Asian airline Cathay Pacific released sustainability data

The Hong Kong airline Cathay Pacific released its sustainability report for 2021 and CEO Augustus Tang says it benchmarks its future plans for resilience

As it completes its 75th year, the message around sustainability at Cathay Pacific is a critical one. The company suffered majorly over the past few years and is still recovering from the downfall of the coronavirus pandemic, but nonetheless, it is once again taking steps to succeed. 

The firm has experienced a significant slump in flights since the onset of COVID-19 and as China became the epicentre of the virus, resulting in strict quarantine rules, operating its planes and other functions has been costly. Its CEO, Augustus Tang is hopeful that Cathay is now moving forward sustainably as it looks to increase its uptake of passengers and ensure flights are more sustainable than ever before. 

"Despite ongoing uncertainties, we are well positioned to capitalise on the recovery expected in 2022,” says Tang. 

“With our people pressing on with the delivery of service excellence to our customers and communities, I am confident that we will move beyond our current challenges and thrive in the years to come. I want to thank all our people for their dedication and commitment during a period of major disruption. Together we will continue to connect Hong Kong to the world in sustainable ways as recovery accelerates."

A future of emissions reduction with sustainable aviation fuel

The firm’s report highlights the achievements of the organisation in 2021 as it looks to the future to implement sustainable aviation fuel (SAF), reduce plastics and other waste items across its operations, and implement better diversity initiatives. 

"This year we celebrated 75 years as Hong Kong’s home airline. As we look to build a resilient and successful future, the global pandemic continues to have a huge impact on our business and the aviation industry…,” Tang says.

“Against this backdrop, I am pleased to share our 2021 Sustainable Development Report, which outlines the many initiatives that we continue to take to protect the planet and our people, including the support we have given our communities during this global health crisis. It also sets out specific progress on achieving carbon neutrality and other priority sustainability issues."

Its target is set, which, in the grand scheme of things, is not the highest for an industry that requires significant intervention to reach net-zero emissions. But, taking into account the effects of the pandemic, Cathay has set a goal of 10% SAF in flight operations by 2030. There is also an agreement in place between Cathay and oneworld airlines—an alliance governing various airlines, including British Airways, Cathay Pacific, American Airlines, Alaska Airlines, and others—for the purchase of more than 350 million gallons SAF. 

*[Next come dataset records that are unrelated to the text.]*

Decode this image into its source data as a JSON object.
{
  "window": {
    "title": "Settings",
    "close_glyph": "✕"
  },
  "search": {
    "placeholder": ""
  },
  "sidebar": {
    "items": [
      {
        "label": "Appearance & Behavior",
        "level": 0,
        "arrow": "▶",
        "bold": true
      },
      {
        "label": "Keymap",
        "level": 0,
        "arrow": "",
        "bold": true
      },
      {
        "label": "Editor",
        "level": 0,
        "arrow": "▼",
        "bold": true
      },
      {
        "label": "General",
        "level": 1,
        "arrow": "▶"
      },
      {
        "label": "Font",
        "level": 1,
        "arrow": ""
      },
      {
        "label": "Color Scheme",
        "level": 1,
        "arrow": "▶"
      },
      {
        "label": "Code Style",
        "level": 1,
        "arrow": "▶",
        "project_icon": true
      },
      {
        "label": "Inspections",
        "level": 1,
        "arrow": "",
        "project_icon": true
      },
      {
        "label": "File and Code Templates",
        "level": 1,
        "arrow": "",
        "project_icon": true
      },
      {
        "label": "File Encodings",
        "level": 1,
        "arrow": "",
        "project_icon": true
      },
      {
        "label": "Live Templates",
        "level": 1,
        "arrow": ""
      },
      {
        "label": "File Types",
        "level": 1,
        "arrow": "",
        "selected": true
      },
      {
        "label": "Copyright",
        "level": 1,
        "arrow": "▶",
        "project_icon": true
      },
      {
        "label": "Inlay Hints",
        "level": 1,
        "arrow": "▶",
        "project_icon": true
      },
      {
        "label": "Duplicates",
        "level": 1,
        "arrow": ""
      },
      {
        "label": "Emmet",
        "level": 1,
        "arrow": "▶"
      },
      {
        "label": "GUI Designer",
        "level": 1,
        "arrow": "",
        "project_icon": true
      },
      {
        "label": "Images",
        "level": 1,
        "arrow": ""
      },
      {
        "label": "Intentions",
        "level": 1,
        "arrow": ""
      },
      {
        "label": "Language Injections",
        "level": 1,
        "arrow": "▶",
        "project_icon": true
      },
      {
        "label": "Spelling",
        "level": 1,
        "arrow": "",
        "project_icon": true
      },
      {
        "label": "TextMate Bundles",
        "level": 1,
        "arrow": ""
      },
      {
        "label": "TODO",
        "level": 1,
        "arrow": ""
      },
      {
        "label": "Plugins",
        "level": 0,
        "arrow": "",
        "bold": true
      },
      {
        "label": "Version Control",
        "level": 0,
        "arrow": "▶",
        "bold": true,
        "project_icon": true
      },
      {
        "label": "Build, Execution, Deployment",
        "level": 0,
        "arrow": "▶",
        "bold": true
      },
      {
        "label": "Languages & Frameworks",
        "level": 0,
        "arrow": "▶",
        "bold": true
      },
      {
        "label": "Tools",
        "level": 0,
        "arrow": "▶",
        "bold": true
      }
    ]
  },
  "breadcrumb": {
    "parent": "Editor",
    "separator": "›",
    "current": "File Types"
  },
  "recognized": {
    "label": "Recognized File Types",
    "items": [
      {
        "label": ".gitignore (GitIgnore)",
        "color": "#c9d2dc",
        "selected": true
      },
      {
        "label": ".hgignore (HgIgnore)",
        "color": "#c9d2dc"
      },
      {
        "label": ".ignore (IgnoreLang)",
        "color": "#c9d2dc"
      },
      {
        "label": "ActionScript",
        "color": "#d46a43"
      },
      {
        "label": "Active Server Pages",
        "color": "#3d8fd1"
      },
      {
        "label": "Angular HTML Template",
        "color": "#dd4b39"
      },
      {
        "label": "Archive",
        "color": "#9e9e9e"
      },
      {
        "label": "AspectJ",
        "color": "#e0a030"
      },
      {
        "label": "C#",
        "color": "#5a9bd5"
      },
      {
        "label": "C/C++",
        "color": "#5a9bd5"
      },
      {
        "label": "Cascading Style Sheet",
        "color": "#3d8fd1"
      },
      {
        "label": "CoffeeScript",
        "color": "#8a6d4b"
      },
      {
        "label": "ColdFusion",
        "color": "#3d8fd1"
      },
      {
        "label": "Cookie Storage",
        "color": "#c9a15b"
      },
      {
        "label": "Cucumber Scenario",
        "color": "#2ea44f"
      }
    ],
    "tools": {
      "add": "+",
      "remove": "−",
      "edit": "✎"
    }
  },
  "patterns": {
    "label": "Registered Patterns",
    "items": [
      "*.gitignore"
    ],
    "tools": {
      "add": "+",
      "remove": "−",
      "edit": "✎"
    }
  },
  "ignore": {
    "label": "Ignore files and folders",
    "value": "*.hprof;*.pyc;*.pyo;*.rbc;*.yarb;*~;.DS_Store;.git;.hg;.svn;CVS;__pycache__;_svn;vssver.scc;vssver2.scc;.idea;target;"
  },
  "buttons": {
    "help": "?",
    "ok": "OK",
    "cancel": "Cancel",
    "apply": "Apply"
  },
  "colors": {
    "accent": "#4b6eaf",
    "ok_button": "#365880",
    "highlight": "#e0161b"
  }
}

The firm is also separating the necessary resources to achieve its sustainability goals, by creating an Aviation Climate Taskforce, which as of November last year, allowed the firm to develop pioneering technologies to reduce its emissions. 

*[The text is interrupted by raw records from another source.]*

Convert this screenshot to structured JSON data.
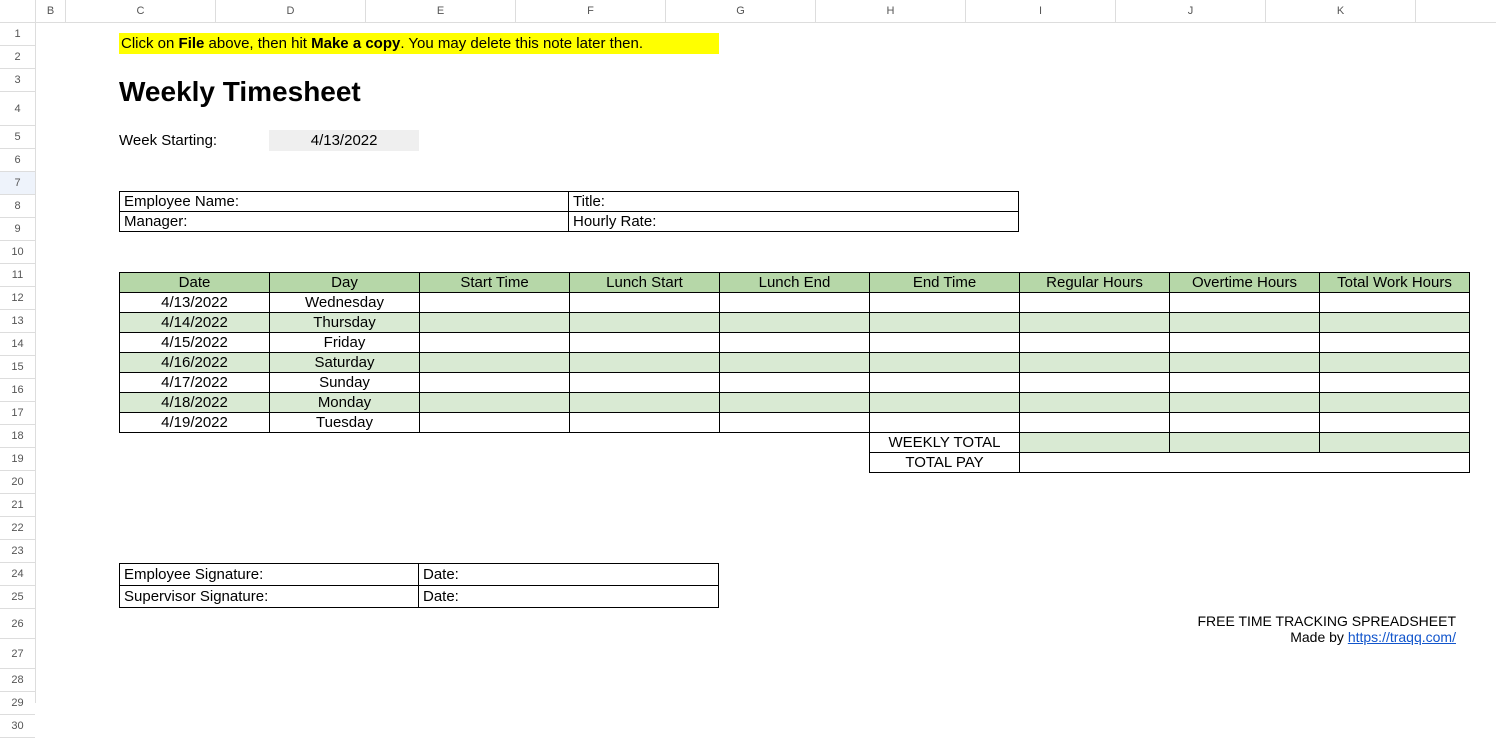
{
  "note": {
    "pre": "Click on ",
    "bold1": "File",
    "mid": " above, then hit ",
    "bold2": "Make a copy",
    "post": ". You may delete this note later then."
  },
  "title": "Weekly Timesheet",
  "week_starting_label": "Week Starting:",
  "week_starting_value": "4/13/2022",
  "info": {
    "employee_name_label": "Employee Name:",
    "title_label": "Title:",
    "manager_label": "Manager:",
    "hourly_rate_label": "Hourly Rate:"
  },
  "columns": [
    "B",
    "C",
    "D",
    "E",
    "F",
    "G",
    "H",
    "I",
    "J",
    "K"
  ],
  "table": {
    "headers": [
      "Date",
      "Day",
      "Start Time",
      "Lunch Start",
      "Lunch End",
      "End Time",
      "Regular Hours",
      "Overtime Hours",
      "Total Work Hours"
    ],
    "rows": [
      {
        "date": "4/13/2022",
        "day": "Wednesday"
      },
      {
        "date": "4/14/2022",
        "day": "Thursday"
      },
      {
        "date": "4/15/2022",
        "day": "Friday"
      },
      {
        "date": "4/16/2022",
        "day": "Saturday"
      },
      {
        "date": "4/17/2022",
        "day": "Sunday"
      },
      {
        "date": "4/18/2022",
        "day": "Monday"
      },
      {
        "date": "4/19/2022",
        "day": "Tuesday"
      }
    ],
    "weekly_total_label": "WEEKLY TOTAL",
    "total_pay_label": "TOTAL PAY"
  },
  "signatures": {
    "employee_sig": "Employee Signature:",
    "supervisor_sig": "Supervisor Signature:",
    "date_label": "Date:"
  },
  "footer": {
    "line1": "FREE TIME TRACKING SPREADSHEET",
    "made_by": "Made by ",
    "link": "https://traqq.com/"
  }
}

Further plans are in place to eliminate single-use plastics from its flights and better manage its food waste. Cathay succeeded in removing 43 million pieces of single-use plastics in 2021compared to its baselines usage and is aiming for a 50% reduction between 2018 and 2022. 

Increasing sustainable flight from Hong Kong 

As the company looks back on its 75-year operational history, Cathay Pacific reminisces on the story of the company, which stems from the Second World War. In 1946, the airline was founded by two ex-Air Force pilots to transport goods from Australia to China and experienced a growth spurt thereafter to include flights from Darwin, Sydney, Tokyo and Taipei. 

Now the firm is one of the main airlines in the region, highlighted as the Skytrax Best Airline in 2014, and the firm also underwent a facelift of its fleet, which was representative of its increased growth. As part of its to reduce emissions, Cathay is now replacing aircraft with more efficient models, starting with five A350-900/1000, twenty-seven A321neo, and twenty-one 777-9 in 2022.